La distance de travail doit être choisie avec soin. Les binoculaires permettent d’observer une image agrandie tout en restant éloigné du sujet. Bon nombre de praticiens, surtout les plus jeunes, pensent voir mieux en se rapprochant de leur patient, ce qui est très préjudiciable à la santé du rachis. Grâce aux loupes, on peut voir aussi bien que de près, mais en se tenant à environ 40 ou 50 cm de la bouche du patient. Avec la bonne distance de travail, en position assise et à condition que le patient soit allongé, et placé à la bonne hauteur :
Reste le problème de l’inclinaison de la tête du praticien. Le dentiste ne doit pas pencher la tête de plus de 20° par rapport à la verticale, sous peine de tensions importantes dans les muscles de la nuque. En position de travail normal, nous baissons les yeux en direction du champ opératoire. Les optiques des loupes doivent se placer assez bas sur le visage (à peu près au niveau des pommettes), pour être dans l’axe du regard quand la tête est à peine fléchie. La monture, le bandeau frontal ou le casque doivent donc permettre d’incliner les optiques suffisamment vers le bas. Dans le cas contraire, elles entraînent un port de tête plus défavorable que lorsque l’on travaille sans aides optiques.
Un modèle à conseiller ?
Ne comptez pas sur moi pour conseiller d’acheter tel type ou marque de loupes les yeux fermés ! Un modèle peut très bien convenir à certaine personne et pas à une autre.

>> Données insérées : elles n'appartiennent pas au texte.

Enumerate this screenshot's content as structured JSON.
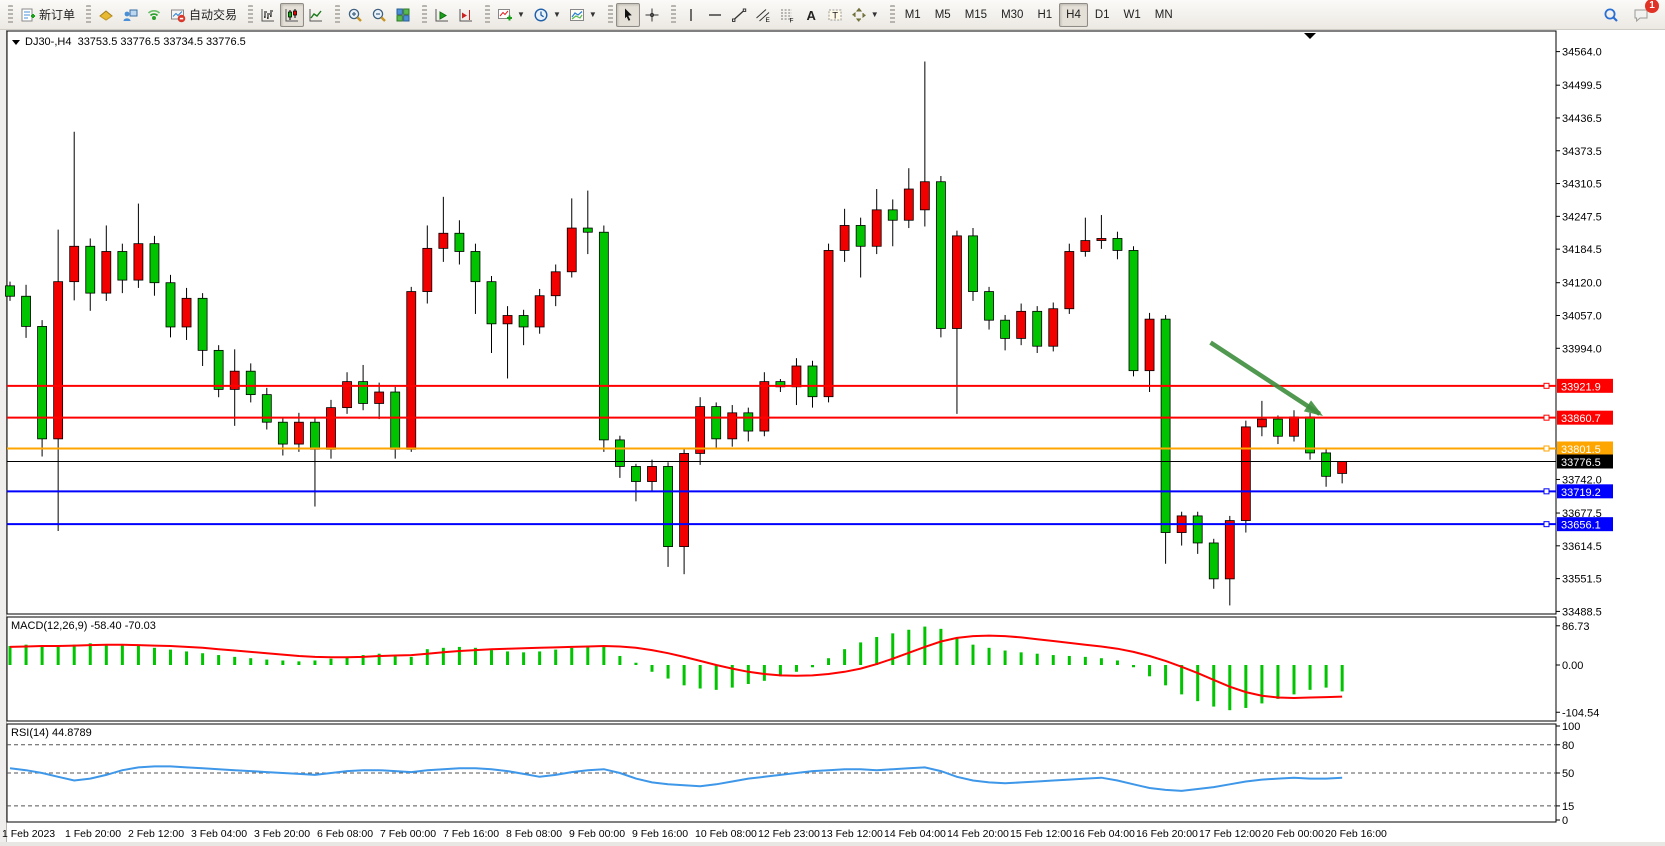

Cela dépend des caractéristiques musculo-squelettiques de chaque praticien. Car, on le sait bien, il n’existe pas d’individu « standard ».
La qualité des optiques est un élément indispensable à prendre en compte, mais c’est loin d’être le seul. Plus les possibilités de réglages ou d’ajustement sont nombreuses, plus grandes sont les chances de trouver un équipement adéquat.